Proposals by the Law Commission to reform the 1989 Official Secrets Act (OSA) could lead to the imprisonment of civil servants and journalists for disclosing information that would be available to anyone asking for it under the Freedom of Information Act, a leading campaigner for freedom of information has said. 

In a joint response to Law Commission proposals on reforming the act, campaign groups Article 19 and the Campaign for Freedom of Information (CFoI) say the commission's proposals to modernise and simplify laws surrounding the protection of official data 'would go a long way towards turning the clock back towards the discredited section 2 of the 1911 Official Secrets Act.'  

Section 2 of the 1911 Act, which criminalised the wrongful communication of information, was replaced by the 1989 Act after a jury failed to convict a Ministry of Defence civil servant for passing information to an MP. In its consultation, the Law Commission proposed replacing the 1911 Official Secrets Act, along with namesake measures passed in 1920 and 1939 with a single Espionage Act. The commission claimed that the proposals would 'include greater safeguards for whistle-blowers than under the current laws whilst also ensuring that Britain is protected in the 21st century'.

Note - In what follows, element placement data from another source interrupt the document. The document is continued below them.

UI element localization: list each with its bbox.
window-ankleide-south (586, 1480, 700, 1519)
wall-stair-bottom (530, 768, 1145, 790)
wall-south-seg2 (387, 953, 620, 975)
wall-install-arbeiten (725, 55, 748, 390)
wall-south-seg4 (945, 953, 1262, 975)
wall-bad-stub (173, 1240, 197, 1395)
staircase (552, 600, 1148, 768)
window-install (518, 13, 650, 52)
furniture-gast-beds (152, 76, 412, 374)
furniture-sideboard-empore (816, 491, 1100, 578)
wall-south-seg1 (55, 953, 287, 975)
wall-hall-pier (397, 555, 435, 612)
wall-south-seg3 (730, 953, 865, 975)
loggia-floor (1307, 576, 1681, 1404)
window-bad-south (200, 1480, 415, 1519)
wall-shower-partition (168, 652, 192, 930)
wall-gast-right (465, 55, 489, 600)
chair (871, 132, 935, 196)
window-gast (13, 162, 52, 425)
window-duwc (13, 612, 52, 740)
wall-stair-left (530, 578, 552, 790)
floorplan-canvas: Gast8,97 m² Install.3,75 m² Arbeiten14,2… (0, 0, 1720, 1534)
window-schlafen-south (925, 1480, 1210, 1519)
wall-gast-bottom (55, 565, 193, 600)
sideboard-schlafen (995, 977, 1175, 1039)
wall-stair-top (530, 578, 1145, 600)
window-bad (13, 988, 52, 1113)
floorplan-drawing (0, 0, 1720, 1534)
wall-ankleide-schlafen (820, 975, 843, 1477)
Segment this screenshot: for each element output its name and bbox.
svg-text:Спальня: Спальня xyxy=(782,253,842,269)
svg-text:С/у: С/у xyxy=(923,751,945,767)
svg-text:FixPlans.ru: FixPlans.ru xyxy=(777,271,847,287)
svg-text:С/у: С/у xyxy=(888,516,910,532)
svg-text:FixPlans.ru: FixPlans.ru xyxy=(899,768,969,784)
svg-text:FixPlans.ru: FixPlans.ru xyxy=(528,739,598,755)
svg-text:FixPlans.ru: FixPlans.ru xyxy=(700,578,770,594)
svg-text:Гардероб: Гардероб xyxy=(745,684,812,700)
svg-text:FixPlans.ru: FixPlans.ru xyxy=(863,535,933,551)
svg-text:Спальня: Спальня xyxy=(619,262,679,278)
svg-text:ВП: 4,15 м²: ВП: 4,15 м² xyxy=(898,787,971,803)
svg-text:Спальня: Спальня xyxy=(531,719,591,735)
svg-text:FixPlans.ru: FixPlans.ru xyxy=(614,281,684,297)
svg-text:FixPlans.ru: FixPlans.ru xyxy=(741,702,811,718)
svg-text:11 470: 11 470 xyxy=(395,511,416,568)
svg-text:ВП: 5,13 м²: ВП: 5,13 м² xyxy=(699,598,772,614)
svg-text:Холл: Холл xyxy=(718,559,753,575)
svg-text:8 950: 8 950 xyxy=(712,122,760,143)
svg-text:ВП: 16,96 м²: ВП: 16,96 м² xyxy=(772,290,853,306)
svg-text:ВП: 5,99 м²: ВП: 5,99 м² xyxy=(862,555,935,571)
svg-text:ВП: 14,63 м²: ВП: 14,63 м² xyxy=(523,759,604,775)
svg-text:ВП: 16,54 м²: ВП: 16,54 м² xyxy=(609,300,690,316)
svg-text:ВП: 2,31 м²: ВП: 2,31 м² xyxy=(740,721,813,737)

However veteran freedom of information campaigner Maurice Frankel, director of the CFoI, said the proposals would 'set the FOI Act and the Official Secrets Act on a collision course.'  

The legislation as proposed would make it an official secrets offence to leak information which anyone could obtain under FOI, Frankel said. It would also no longer be necessary to show that a disclosure 'is or is likely to cause damage'. Under the proposals, the prosecution would merely have to show that the information was ‘capable’ of causing damage,' he said. 'A disclosure which might cause damage but is extremely unlikely to do so would become an offence under these proposals if the discloser knew or had reasonable grounds to believe that damage was possible.'

Frankel also points out what he says are basic errors in the Law Commission's research. A US comment on the difficulty of bringing prosecutions facing the 'likelihood of damage' hurdle was 'not from the report cited [by the commission] but from a memorandum describing the "personal views" of the vice-chair of the agency that produced it,' he says. On a reference to comments by Lord Nicholls in the case of MI5 officer David Shayler, Frankel notes: 'Lord Nicholls was not on the bench in that case: the words cited are from the judgment of Lord Hope of Craighead.' 

Frankel described the Law Commission's proposals 'are not only oppressive but unworkable. It is not the Law Commission’s job to make an ass of the law but that’s what its proposals would do.'

An extended consultation into the Law Commission proposals ended on 3 May. The commission says it is now analysing responses.